Quantum Model of the Sensory Receptor

  by Matti Pitkanen


URL: www.emergentmind.org/PDF_files.htm/receptor0702.pdf

 


Abstract: 
In TGD framework various qualia correspond to the average increments of quantum numbers and of so called zero modes for sequences of quantum jumps. Quantum numbers could be spin, momentum, energy, electromagnetic charge, color quantum numbers (isospin and hypercharge in a constant proportion), various particle numbers, etc... In the sensory receptors the gradient of some physical quantity is transformed to average increments of appropriate quantum numbers responsible for the quale representing the gradient of the physical quantity. Spatial gradients are transformed first to temporal gradients by a process, which is essentially scanning (say saccadic motion). Temporal gradients are then transformed to non-vanishing average increments of appropriate charges per quantum jump in a long sequence of quantum jumps.
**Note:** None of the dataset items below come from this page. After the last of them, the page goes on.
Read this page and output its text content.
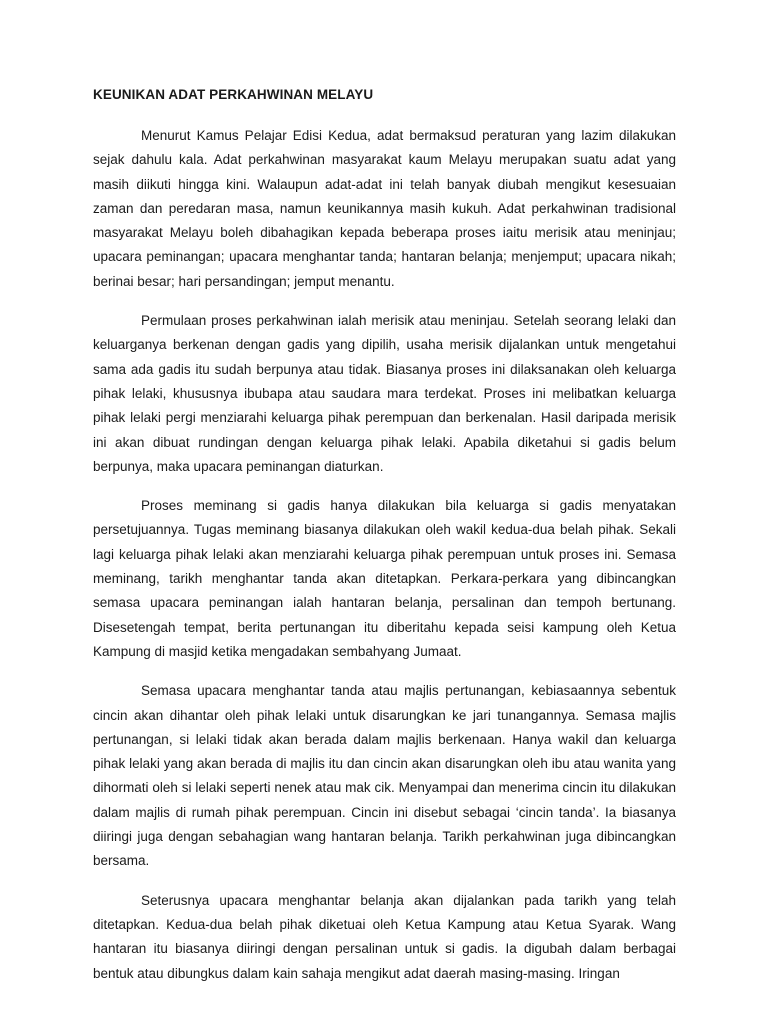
KEUNIKAN ADAT PERKAHWINAN MELAYU

Menurut Kamus Pelajar Edisi Kedua, adat bermaksud peraturan yang lazim dilakukan sejak dahulu kala. Adat perkahwinan masyarakat kaum Melayu merupakan suatu adat yang masih diikuti hingga kini. Walaupun adat-adat ini telah banyak diubah mengikut kesesuaian zaman dan peredaran masa, namun keunikannya masih kukuh. Adat perkahwinan tradisional masyarakat Melayu boleh dibahagikan kepada beberapa proses iaitu merisik atau meninjau; upacara peminangan; upacara menghantar tanda; hantaran belanja; menjemput; upacara nikah; berinai besar; hari persandingan; jemput menantu.

Permulaan proses perkahwinan ialah merisik atau meninjau. Setelah seorang lelaki dan keluarganya berkenan dengan gadis yang dipilih, usaha merisik dijalankan untuk mengetahui sama ada gadis itu sudah berpunya atau tidak. Biasanya proses ini dilaksanakan oleh keluarga pihak lelaki, khususnya ibubapa atau saudara mara terdekat. Proses ini melibatkan keluarga pihak lelaki pergi menziarahi keluarga pihak perempuan dan berkenalan. Hasil daripada merisik ini akan dibuat rundingan dengan keluarga pihak lelaki. Apabila diketahui si gadis belum berpunya, maka upacara peminangan diaturkan.

Proses meminang si gadis hanya dilakukan bila keluarga si gadis menyatakan persetujuannya. Tugas meminang biasanya dilakukan oleh wakil kedua-dua belah pihak. Sekali lagi keluarga pihak lelaki akan menziarahi keluarga pihak perempuan untuk proses ini. Semasa meminang, tarikh menghantar tanda akan ditetapkan. Perkara-perkara yang dibincangkan semasa upacara peminangan ialah hantaran belanja, persalinan dan tempoh bertunang. Disesetengah tempat, berita pertunangan itu diberitahu kepada seisi kampung oleh Ketua Kampung di masjid ketika mengadakan sembahyang Jumaat.

Semasa upacara menghantar tanda atau majlis pertunangan, kebiasaannya sebentuk cincin akan dihantar oleh pihak lelaki untuk disarungkan ke jari tunangannya. Semasa majlis pertunangan, si lelaki tidak akan berada dalam majlis berkenaan. Hanya wakil dan keluarga pihak lelaki yang akan berada di majlis itu dan cincin akan disarungkan oleh ibu atau wanita yang dihormati oleh si lelaki seperti nenek atau mak cik. Menyampai dan menerima cincin itu dilakukan dalam majlis di rumah pihak perempuan. Cincin ini disebut sebagai ‘cincin tanda’. Ia biasanya diiringi juga dengan sebahagian wang hantaran belanja. Tarikh perkahwinan juga dibincangkan bersama.

Seterusnya upacara menghantar belanja akan dijalankan pada tarikh yang telah ditetapkan. Kedua-dua belah pihak diketuai oleh Ketua Kampung atau Ketua Syarak. Wang hantaran itu biasanya diiringi dengan persalinan untuk si gadis. Ia digubah dalam berbagai bentuk atau dibungkus dalam kain sahaja mengikut adat daerah masing-masing. Iringan
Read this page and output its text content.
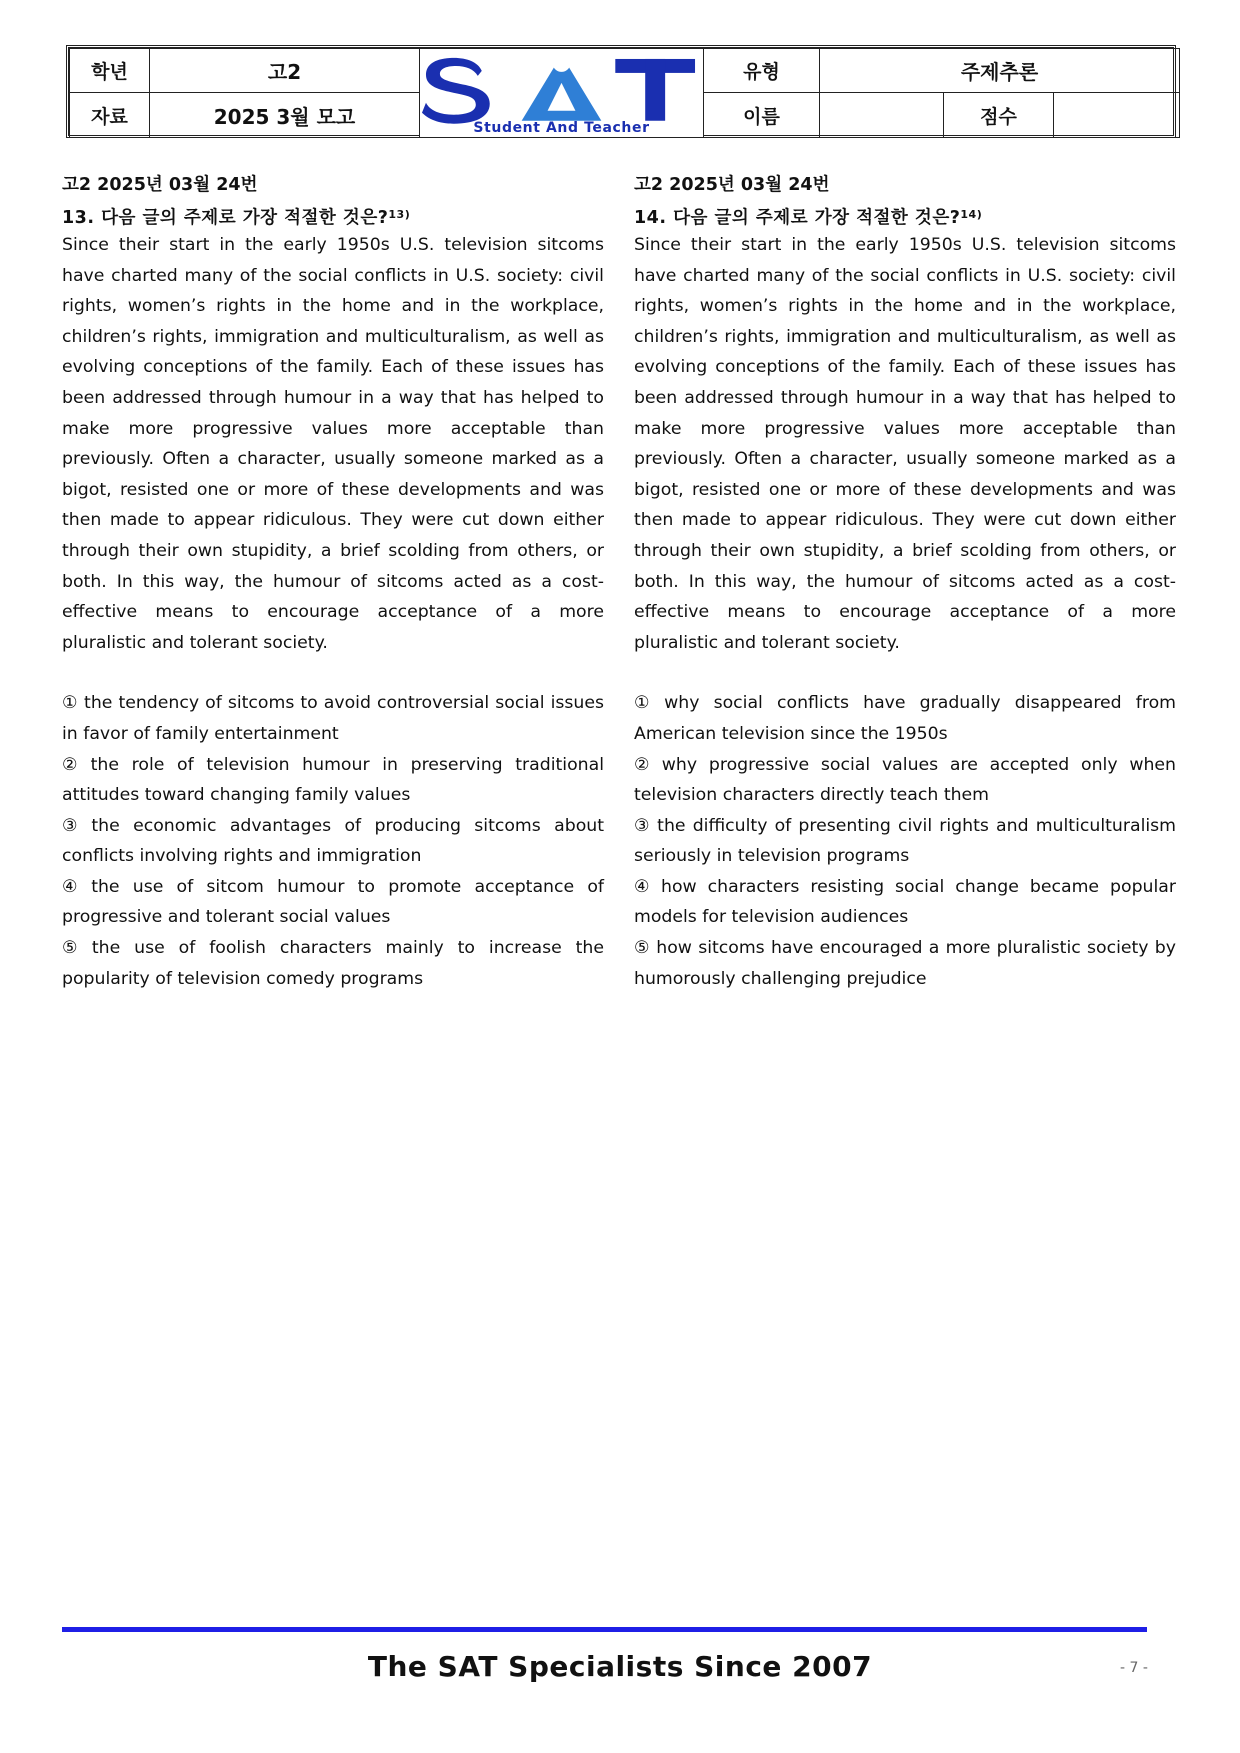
학년	고2	Student And Teacher	유형	주제추론		
자료	2025 3월 모고		이름		점수	
고2 2025년 03월 24번
13. 다음 글의 주제로 가장 적절한 것은?$^{13)}$

Since their start in the early 1950s U.S. television sitcoms have charted many of the social conflicts in U.S. society: civil rights, women’s rights in the home and in the workplace, children’s rights, immigration and multiculturalism, as well as evolving conceptions of the family. Each of these issues has been addressed through humour in a way that has helped to make more progressive values more acceptable than previously. Often a character, usually someone marked as a bigot, resisted one or more of these developments and was then made to appear ridiculous. They were cut down either through their own stupidity, a brief scolding from others, or both. In this way, the humour of sitcoms acted as a cost-effective means to encourage acceptance of a more pluralistic and tolerant society.

① the tendency of sitcoms to avoid controversial social issues in favor of family entertainment
② the role of television humour in preserving traditional attitudes toward changing family values
③ the economic advantages of producing sitcoms about conflicts involving rights and immigration
④ the use of sitcom humour to promote acceptance of progressive and tolerant social values
⑤ the use of foolish characters mainly to increase the popularity of television comedy programs
고2 2025년 03월 24번
14. 다음 글의 주제로 가장 적절한 것은?$^{14)}$

Since their start in the early 1950s U.S. television sitcoms have charted many of the social conflicts in U.S. society: civil rights, women’s rights in the home and in the workplace, children’s rights, immigration and multiculturalism, as well as evolving conceptions of the family. Each of these issues has been addressed through humour in a way that has helped to make more progressive values more acceptable than previously. Often a character, usually someone marked as a bigot, resisted one or more of these developments and was then made to appear ridiculous. They were cut down either through their own stupidity, a brief scolding from others, or both. In this way, the humour of sitcoms acted as a cost-effective means to encourage acceptance of a more pluralistic and tolerant society.

① why social conflicts have gradually disappeared from American television since the 1950s
② why progressive social values are accepted only when television characters directly teach them
③ the difficulty of presenting civil rights and multiculturalism seriously in television programs
④ how characters resisting social change became popular models for television audiences
⑤ how sitcoms have encouraged a more pluralistic society by humorously challenging prejudice
The SAT Specialists Since 2007	- 7 -
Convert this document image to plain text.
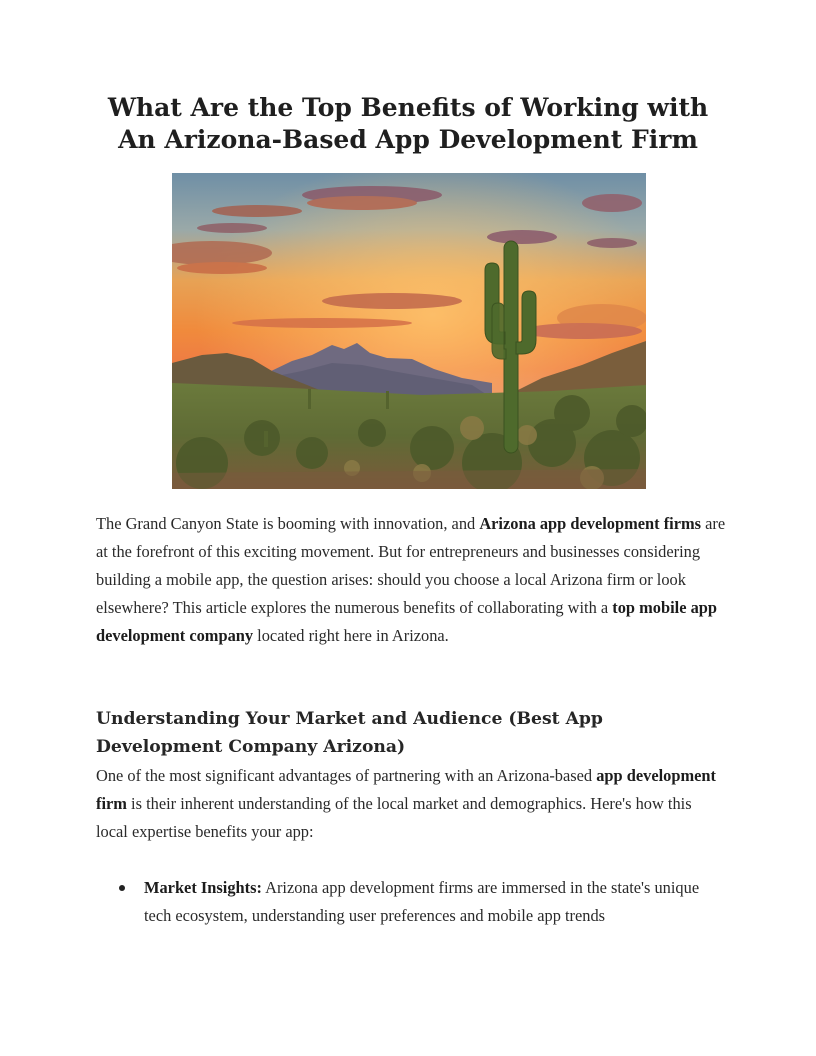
What Are the Top Benefits of Working with
An Arizona-Based App Development Firm

The Grand Canyon State is booming with innovation, and Arizona app development firms are at the forefront of this exciting movement. But for entrepreneurs and businesses considering building a mobile app, the question arises: should you choose a local Arizona firm or look elsewhere? This article explores the numerous benefits of collaborating with a top mobile app development company located right here in Arizona.

Understanding Your Market and Audience (Best App Development Company Arizona)

One of the most significant advantages of partnering with an Arizona-based app development firm is their inherent understanding of the local market and demographics. Here's how this local expertise benefits your app:

Market Insights: Arizona app development firms are immersed in the state's unique tech ecosystem, understanding user preferences and mobile app trends
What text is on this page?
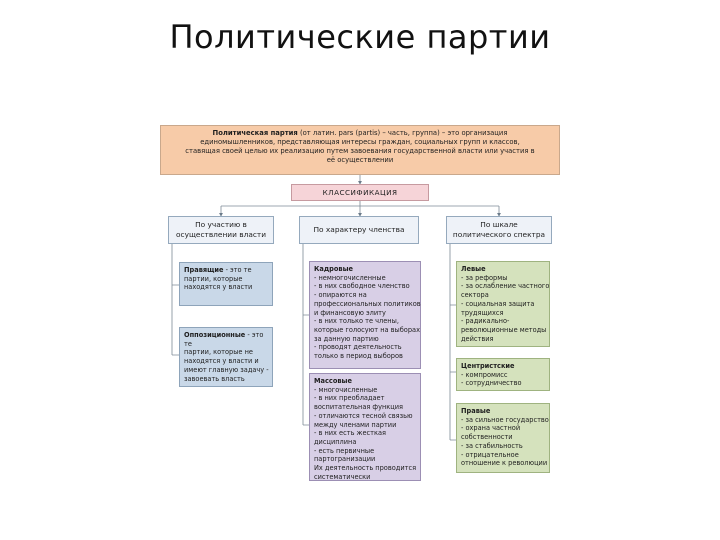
Политические партии
Политическая партия (от латин. pars (partis) – часть, группа) – это организация
единомышленников, представляющая интересы граждан, социальных групп и классов,
ставящая своей целью их реализацию путем завоевания государственной власти или участия в
её осуществлении
КЛАССИФИКАЦИЯ
По участию в осуществлении власти
По характеру членства
По шкале политического спектра
Правящие - это те
партии, которые
находятся у власти
Оппозиционные - это те
партии, которые не
находятся у власти и
имеют главную задачу -
завоевать власть
Кадровые
- немногочисленные
- в них свободное членство
- опираются на
профессиональных политиков
и финансовую элиту
- в них только те члены,
которые голосуют на выборах
за данную партию
- проводят деятельность
только в период выборов
Массовые
- многочисленные
- в них преобладает
воспитательная функция
- отличаются тесной связью
между членами партии
- в них есть жесткая
дисциплина
- есть первичные
партогранизации
Их деятельность проводится
систематически
Левые
- за реформы
- за ослабление частного
сектора
- социальная защита
трудящихся
- радикально-
революционные методы
действия
Центристские
- компромисс
- сотрудничество
Правые
- за сильное государство
- охрана частной
собственности
- за стабильность
- отрицательное
отношение к революции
The problem is to understand how this process is realized at the level of sensory receptors. In this article a model of visual receptor is constructed in order to clarify the issues involved.

Sensory perception is very active process, much like building of an artwork, and involves a continual selection between alternative percepts. If sensory representations are at the level of magnetic bodies of the sensory organs, this requires the presence of back-projection from magnetic body to brain to sensory organs. Back-projection would be a particular kind of motor action which could be based on classical communications or quantum metabolism by a feed of negative energy to some part of sensory organ which in turn feeds negative energy to higher levels of CNS.

The assumption that sensory qualia are realized at the level of sensory receptors, when combined with the requirement that the average increments of quantum numbers are non-vanishing, and perhaps even remain same for subsequent quantum jumps, poses strong constraints on the model of the sensory receptor. These constraints suggest what might be called the capacitor model of the sensory receptor. There are two reservoirs of quantum charges having total charges of equal magnitude but of opposite sign. The net charges are macroscopic in order to guarantee robustness. These reservoirs are analogous to capacitor plates, and only the second one corresponds to the sensory experienced quale unless both the quale and its conjugate are experienced simultaneously. Capacitors plates can carry several charges. When the sensory quale is generated, there is a flow of charge quanta between the quantum capacitor plates. The charge quanta are more or less constant. This requirement could be relaxed to the condition that only the average increment is constant.

The capacitor model is applied to develop a model of photoreceptors and retina and a special consideration is given to the problem how back projection might be realized. An argument relying on some simple findings about the early development of embryo leads to the working hypothesis that the back-projection from brain is classical for "skin senses" and quantal for "brain senses". "Skin sense" receptors could however entangle with environment, which could explain why galvanic skin response (GSR) acts as a correlate for subliminal remote mental interactions. This remote mental interaction usually unconscious to us would be the analog of the primary perception exhibited by plants and even by biomolecules. Both the notion of back-projection and the not so fundamental hypothesis about division to skin and brain senses are detailed enough to be testable and several tests are proposed.